According to state Department of Revenue figures, Wall paid no net taxes from 1999 to 2008, except in 2005.
“First, he paid no taxes in four of the last five years and he didn’t give a straight answer as to why he believes there is one set rules for him and another for the rest of us,” said Mike Tate, Chairman of the Democratic Party of Wisconsin, “Now we learn that he hasn’t paid them in nine of the last ten years and his shifting explanations just don’t hold up.”
When questioned over the last week, Wall has not denied the fact that he paid no state income taxes in four of the last five years. However, Wall’s answers as to why he paid no state income taxes, and why he owed no state income taxes, have changed over time.
January 16: Wall campaign tells wispolitics.com he paid $30 million in taxes
January 18: Wall campaign tells WTMJ 4, “Terrence Wall didn’t pay anything because he didn’t owe anything,” and that “tax incentives and charitable giving off set [his] income taxes.”
January 19: Wall tells the Milwaukee Journal Sentinel “he paid no state income taxes for several years for two main reasons — he took advantage of investment tax credits and tax code provisions that permit offsetting income with depreciation of real estate.”
Wall did not include “charitable giving” as one his “two main reasons.”
January 19: Wall tells the media at his announcement kick-off that he and his companies have paid “over $65 million” in taxes.
January 20: Wall tells radio host Charlie Sykes that he “took advantage of a tax credit program, amended and passed into law by Governor Doyle and the Democrats in the State Legislature,” in 2004.
Of course this doesn’t explain why he didn’t pay any state income taxes from 1999-2004 or why he did pay state income taxes in 2005- the only year he paid state income taxes in the last ten years.
Sykes said: “Of course it’s going to be a problem.
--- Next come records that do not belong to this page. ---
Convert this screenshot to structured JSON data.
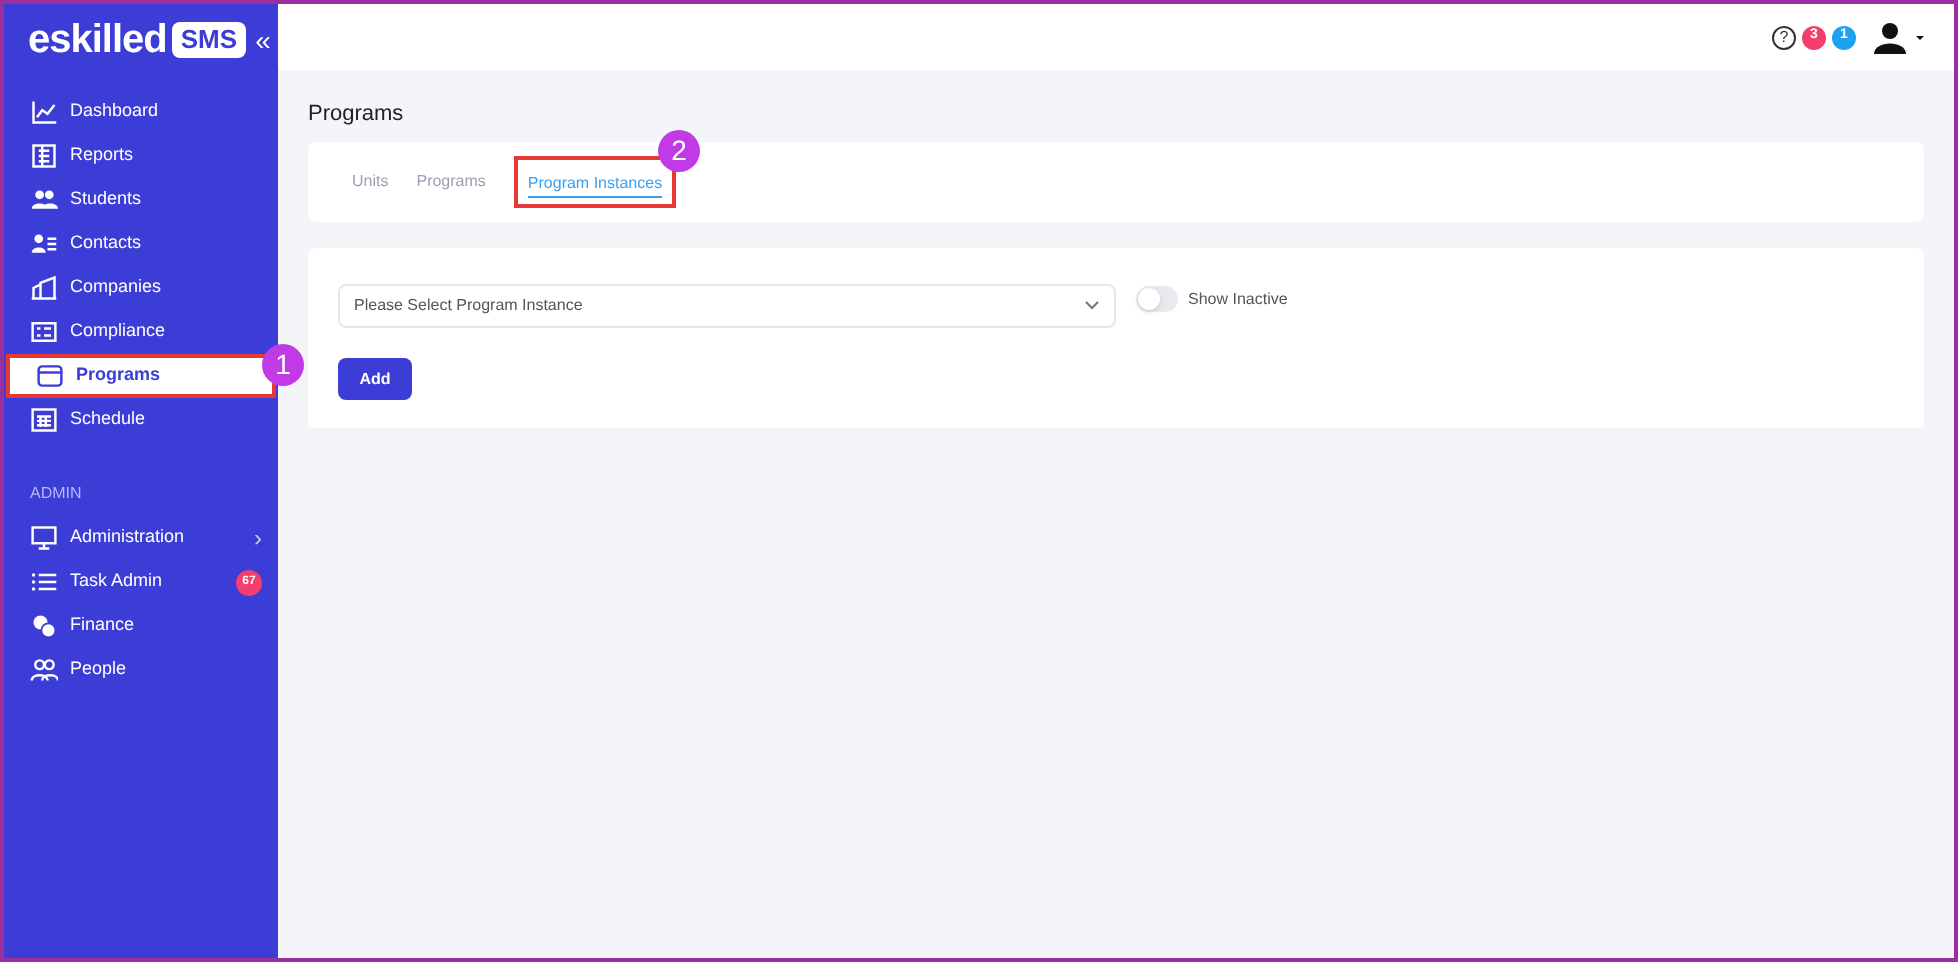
{
  "logo": {
    "brand": "eskilled",
    "badge": "SMS",
    "collapse": "«"
  },
  "sidebar": {
    "items": [
      {
        "label": "Dashboard",
        "kind": "chart",
        "selected": false
      },
      {
        "label": "Reports",
        "kind": "report",
        "selected": false
      },
      {
        "label": "Students",
        "kind": "people",
        "selected": false
      },
      {
        "label": "Contacts",
        "kind": "contact",
        "selected": false
      },
      {
        "label": "Companies",
        "kind": "building",
        "selected": false
      },
      {
        "label": "Compliance",
        "kind": "card",
        "selected": false
      },
      {
        "label": "Programs",
        "kind": "window",
        "selected": true,
        "callout": "1"
      },
      {
        "label": "Schedule",
        "kind": "calendar",
        "selected": false
      }
    ],
    "section": "ADMIN",
    "admin_items": [
      {
        "label": "Administration",
        "kind": "monitor",
        "chevron": "›"
      },
      {
        "label": "Task Admin",
        "kind": "list",
        "badge": "67"
      },
      {
        "label": "Finance",
        "kind": "coins"
      },
      {
        "label": "People",
        "kind": "outline-people"
      }
    ]
  },
  "topbar": {
    "help": "?",
    "badges": [
      {
        "text": "3",
        "color": "#f43f6e"
      },
      {
        "text": "1",
        "color": "#1da1f2"
      }
    ]
  },
  "page_title": "Programs",
  "tabs": [
    {
      "label": "Units",
      "selected": false
    },
    {
      "label": "Programs",
      "selected": false
    },
    {
      "label": "Program Instances",
      "selected": true,
      "callout": "2"
    }
  ],
  "select": {
    "placeholder": "Please Select Program Instance"
  },
  "toggle": {
    "label": "Show Inactive",
    "on": false
  },
  "add_button": "Add"
}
You know, and the more you try to explain it, the more you’re essentially explaining that you live in a completely different fiscal environment than most of the working people of Wisconsin.”
January 22: Wall’s campaign tells the Badger Herald that Wall paid no state income taxes because of “tax credits Wall received from the state for risky business investments, job creation and charitable contributions.”
January 23: The Wisconsin State Journal Reports Wall “has not paid personal state income taxes in nine of the last 10 years, according to state Department of Revenue figures.” The story states that the “document indicates Wall, a real estate developer, paid no net taxes from 1999 to 2008, except in 2005 when he paid $43,520.”
Wall’s Tax Trouble Trail
Previous news reports indicate Wall has also dodged over a hundred thousand dollars in property taxes by claiming commercial land he owns in the Madison area is for “farming.” The most infamous is a supposed “pumpkin patch” located in the heart of Wall’s Middleton development projects.
As the Capital Times reported, “The law has shifted millions in property taxes from farms to other types of property, including homes and businesses. Wall has tried claim that it’s the same thing as taking a “home mortgage deduction,” but that’s simply not true. Regular Wisconsinites don’t have a loophole that allows them to take a property tax deduction for their backyard vegetable and Mr. Wall doesn’t call a pumpkin patch “home.”
In a recent interview with Wisconsin Eye, Wall claimed to have only four companies registered in Delaware when public records indicate that at least 16 of Wall’s businesses are incorporated in Delaware, not Wisconsin. The media has reported that the practice is used “to help corporations avoid paying taxes in other states,” and that it is “an alleged ruse,” where Delaware acts as an “onshore Cayman Islands.”